Labyrinth walking is an ancient practice used by many different faiths for spiritual
contemplation and prayer. When entering the serpentine path of a labyrinth, you should walk slowly, quietening the mind and focusing on a spiritual question or prayer.
Browse the craft stalls and farmers’ markets
Simone Verhoog, who captures her family’s adventures on her blog, Mamma to the Power of 4, visits family on the Garden Route a few times a year.
If you’re wanting to do some Christmas shopping during the festive season, she recommends a visit to the Scarab Village Craft Market. She also encourages families to stop in at the Wild Oats Community Farmers’ Market. “You’ll find live music, a variety of eats, crafts and even locally-brewed coffee and craft beer. Our kids enjoy the large play area, but overall we love the cheerful, eclectic vibe of the place!”
Both are open on Saturday mornings and located within close proximity to each other on the outskirts of Sedgefield.
Meet monkeys and meerkats
Local blogger Julie Glück says the activity that tops her family’s list is a visit to Monkeyland in the Crags, near Plettenberg Bay. “It’s an ethical sanctuary where families can walk through a canopy of trees, learning about primates while they swing and cavort around you,” she says.
You can also head to the outskirts of Oudsthoorn and discover a one-of-a-kind reserve called Meerkat Magic. Here you can join a guided tour of the meerkat colonies to learn about their habit.
In the spirit of the season you can even adopt a meerkat for 12 months by donating to the research facility. You won’t be able to take one of these little furry guys home with you of course, but you will receive a special adoption certificate!
Admire some colourful kites
Our friends at Jurni, a South African Travel and Tourism Data Management Company, have also recommended that visitors to the Garden Route support the 5th Eden Kite Festival this year.
It takes place on 14 December at the Sasol Highway Garage in George and on 15 and 16 December at Knysna High sports field.
“The programme includes entertainment for all ages, and there’s a gorgeous art and craft market which really showcases the creativity of some of the locals, ” says Dr Nomvuselelo Songelwa, Jurni’s CEO.
“Building on the success of previous events, and in the spirit of giving during Christmas, the event will continue to aid Masithandane’s Bursary Fund, ensuring disadvantaged children can attend school by providing transport, stationery, clothing and toiletries,” she adds.
Email email@example.com or call 082 046 0463.
Go birding in Knysna’s forests
Julie also recommends visiting a familiar favourite along the Garden Route during December,the charming lagoon town of Knysna. It will appeal to anyone who loves nature (and oysters).
“Stretching from Mossel Bay to Harkerville, the indigenous forests of Knysna cover about 45 000 ha of state and private land.

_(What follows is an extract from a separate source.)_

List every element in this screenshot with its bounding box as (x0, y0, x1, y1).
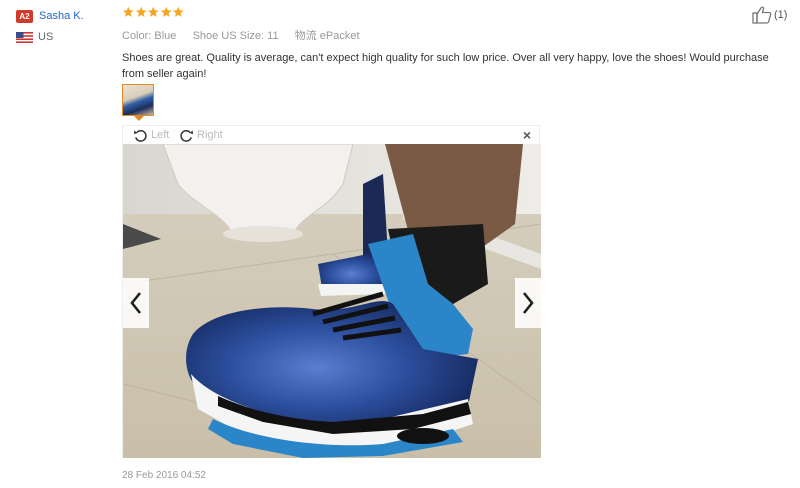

Among the 125 species of trees found here, there’s also 230 species of bird to be discovered,” she says.
If you see a flash of crimson skirting through the bush and hear a high pitched “kek-kek” alarm call, then you’ll have been lucky enough to witness a rare sighting of the Knysna lourie (now renamed the Knysna turaco). While out exploring, keep your eyes peeled for Knysna woodpeckers, red-billed wood hoopoes and lesser double-collared sunbirds, too.
Head out for a hike at Robberg
The Garden Route is a hiker’s paradise with long and short hikes amid some of the world’s most beautiful scenery.

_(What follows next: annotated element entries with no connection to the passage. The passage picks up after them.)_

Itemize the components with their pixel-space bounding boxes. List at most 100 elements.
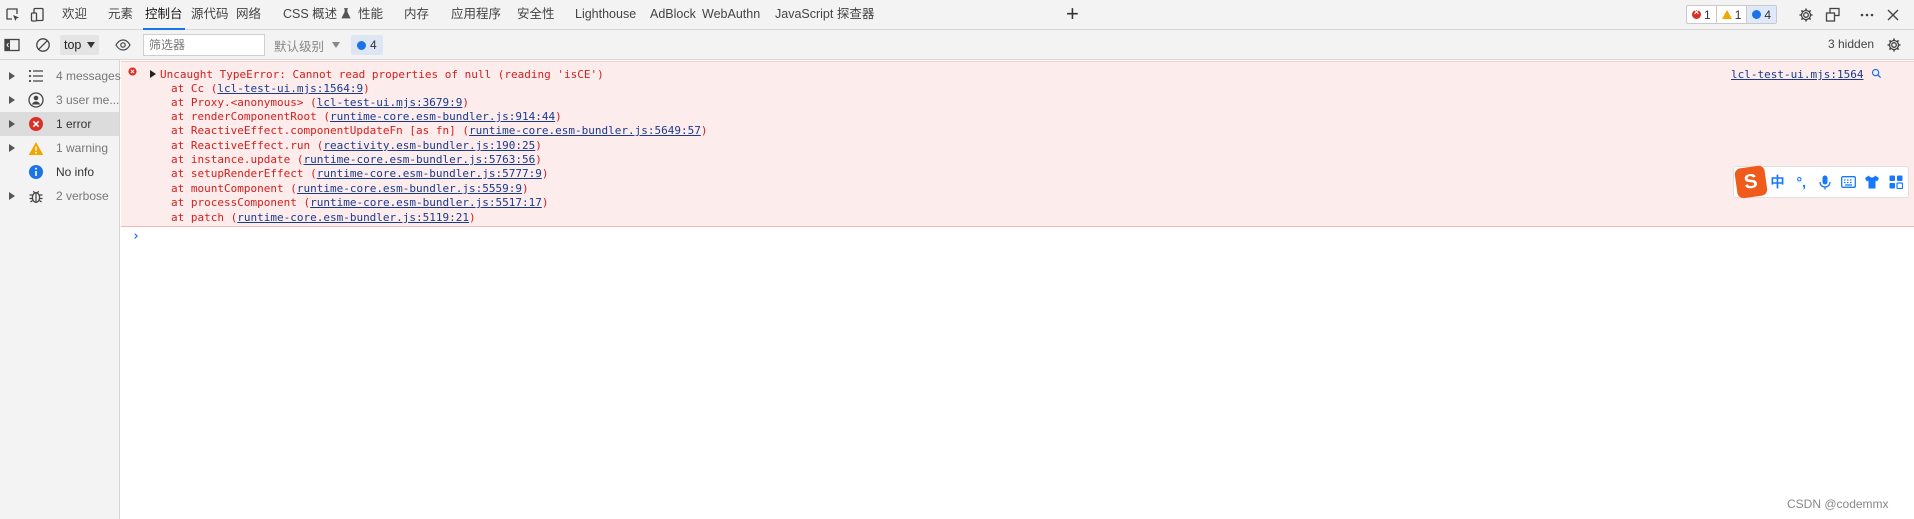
toggle-sidebar-icon[interactable]: [2, 35, 22, 55]
more-options-icon[interactable]: [1857, 5, 1877, 25]
stack-frame: at Proxy.<anonymous> (lcl-test-ui.mjs:36…: [171, 96, 470, 109]
list-icon: [28, 68, 44, 84]
stack-frame-link[interactable]: runtime-core.esm-bundler.js:5517:17: [310, 196, 542, 209]
console-prompt-chevron-icon[interactable]: ›: [132, 229, 140, 244]
sidebar-item-label: 3 user me...: [56, 93, 120, 107]
ime-toolbar: S 中 °,: [1733, 165, 1909, 199]
tab-security[interactable]: 安全性: [517, 0, 555, 30]
stack-frame-link[interactable]: runtime-core.esm-bundler.js:914:44: [330, 110, 555, 123]
stack-frame: at ReactiveEffect.componentUpdateFn [as …: [171, 124, 708, 137]
stack-frame-link[interactable]: runtime-core.esm-bundler.js:5763:56: [303, 153, 535, 166]
live-expression-eye-icon[interactable]: [113, 35, 133, 55]
inspect-element-icon[interactable]: [3, 5, 23, 25]
log-levels-dropdown[interactable]: 默认级别: [274, 35, 341, 55]
tab-lighthouse[interactable]: Lighthouse: [575, 0, 636, 30]
stack-frame-link[interactable]: reactivity.esm-bundler.js:190:25: [323, 139, 535, 152]
close-icon[interactable]: [1883, 5, 1903, 25]
sidebar-item-messages[interactable]: 4 messages: [0, 64, 121, 88]
tab-console[interactable]: 控制台: [143, 0, 185, 30]
watermark-text: CSDN @codemmx: [1787, 497, 1889, 511]
tab-network[interactable]: 网络: [236, 0, 261, 30]
issues-count: 4: [370, 38, 377, 52]
dock-side-icon[interactable]: [1823, 5, 1843, 25]
tab-elements[interactable]: 元素: [108, 0, 133, 30]
stack-frame-link[interactable]: lcl-test-ui.mjs:3679:9: [317, 96, 463, 109]
filter-input[interactable]: [143, 34, 265, 56]
warning-icon: [1721, 10, 1732, 19]
stack-frame-link[interactable]: runtime-core.esm-bundler.js:5119:21: [237, 211, 469, 224]
sidebar-item-label: 1 error: [56, 117, 92, 131]
error-count: 1: [1687, 6, 1716, 23]
message-icon: [1752, 10, 1762, 19]
sidebar-item-label: 1 warning: [56, 141, 109, 155]
expand-arrow-icon[interactable]: [9, 144, 15, 152]
sidebar-item-warnings[interactable]: 1 warning: [0, 136, 119, 160]
hidden-messages-count: 3 hidden: [1828, 37, 1875, 51]
toolbox-grid-icon[interactable]: [1884, 170, 1908, 194]
tab-sources[interactable]: 源代码: [191, 0, 229, 30]
sidebar-item-verbose[interactable]: 2 verbose: [0, 184, 119, 208]
issue-counts-button[interactable]: 1 1 4: [1686, 5, 1778, 24]
tab-performance[interactable]: 性能: [358, 0, 383, 30]
tab-memory[interactable]: 内存: [404, 0, 429, 30]
warning-icon: [28, 140, 44, 156]
error-icon: [28, 116, 44, 132]
expand-arrow-icon[interactable]: [9, 72, 15, 80]
issue-message-icon: [357, 40, 366, 50]
skin-shirt-icon[interactable]: [1861, 170, 1885, 194]
stack-frame-link[interactable]: runtime-core.esm-bundler.js:5777:9: [317, 167, 542, 180]
stack-frame: at mountComponent (runtime-core.esm-bund…: [171, 182, 529, 195]
error-icon: [128, 65, 137, 76]
expand-arrow-icon[interactable]: [9, 192, 15, 200]
stack-frame: at instance.update (runtime-core.esm-bun…: [171, 153, 542, 166]
flask-icon: [341, 8, 351, 19]
microphone-icon[interactable]: [1813, 170, 1837, 194]
ime-chinese-mode-button[interactable]: 中: [1766, 170, 1790, 194]
sidebar-item-label: 4 messages: [56, 69, 121, 83]
error-source-link[interactable]: lcl-test-ui.mjs:1564: [1731, 68, 1863, 81]
sidebar-item-errors[interactable]: 1 error: [0, 112, 119, 136]
add-tab-icon[interactable]: +: [1066, 2, 1079, 26]
stack-frame: at Cc (lcl-test-ui.mjs:1564:9): [171, 82, 370, 95]
bug-icon: [28, 188, 44, 204]
console-toolbar: top 默认级别 4 3 hidden: [0, 30, 1914, 60]
console-settings-gear-icon[interactable]: [1884, 35, 1904, 55]
error-icon: [1692, 7, 1701, 19]
issues-button[interactable]: 4: [351, 35, 383, 55]
sidebar-item-user-messages[interactable]: 3 user me...: [0, 88, 119, 112]
stack-frame: at processComponent (runtime-core.esm-bu…: [171, 196, 549, 209]
chevron-down-icon: [332, 42, 341, 48]
warning-count: 1: [1715, 6, 1747, 23]
info-icon: [28, 164, 44, 180]
context-selector[interactable]: top: [60, 35, 100, 55]
tab-adblock[interactable]: AdBlock: [650, 0, 696, 30]
stack-frame: at patch (runtime-core.esm-bundler.js:51…: [171, 211, 476, 224]
tab-css-overview[interactable]: CSS 概述: [283, 0, 351, 30]
keyboard-icon[interactable]: [1837, 170, 1861, 194]
console-sidebar: 4 messages 3 user me... 1 error 1 warnin…: [0, 60, 121, 519]
search-icon[interactable]: [1871, 68, 1883, 80]
stack-frame: at ReactiveEffect.run (reactivity.esm-bu…: [171, 139, 542, 152]
stack-frame: at setupRenderEffect (runtime-core.esm-b…: [171, 167, 549, 180]
message-count: 4: [1746, 6, 1777, 23]
chevron-down-icon: [87, 42, 96, 48]
clear-console-icon[interactable]: [33, 35, 53, 55]
stack-frame-link[interactable]: lcl-test-ui.mjs:1564:9: [217, 82, 363, 95]
sidebar-item-info[interactable]: No info: [0, 160, 119, 184]
tab-welcome[interactable]: 欢迎: [62, 0, 87, 30]
stack-frame-link[interactable]: runtime-core.esm-bundler.js:5559:9: [297, 182, 522, 195]
sogou-logo-icon[interactable]: S: [1734, 165, 1768, 199]
ime-punctuation-button[interactable]: °,: [1789, 170, 1813, 194]
tab-application[interactable]: 应用程序: [451, 0, 501, 30]
expand-arrow-icon[interactable]: [9, 96, 15, 104]
expand-stack-trace-icon[interactable]: [150, 70, 156, 78]
error-message-text: Uncaught TypeError: Cannot read properti…: [160, 68, 604, 81]
settings-gear-icon[interactable]: [1796, 5, 1816, 25]
expand-arrow-icon[interactable]: [9, 120, 15, 128]
tab-webauthn[interactable]: WebAuthn: [702, 0, 760, 30]
stack-frame-link[interactable]: runtime-core.esm-bundler.js:5649:57: [469, 124, 701, 137]
stack-frame: at renderComponentRoot (runtime-core.esm…: [171, 110, 562, 123]
context-value: top: [64, 38, 82, 52]
device-emulation-icon[interactable]: [28, 5, 48, 25]
tab-javascript-profiler[interactable]: JavaScript 探查器: [775, 0, 874, 30]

Sara Essop, who writes for her own local blog, In Africa and Beyond, explains that The Otter Trail is one of the most popular hikes in the region. “This 5-day trail follows the scenic Garden Route coastline, but you need to book in advance, as there’s up to a year’s waiting list ,” she says.
For shorter hikes during December, she recommends packing a picnic and planning a day to explore Robberg Nature Reserve, a World Heritage Site situated 8km south of Plettenberg Bay. “While on your hike here, you may be lucky enough to see seals, dolphins, great white sharks and humpback whales,” she adds.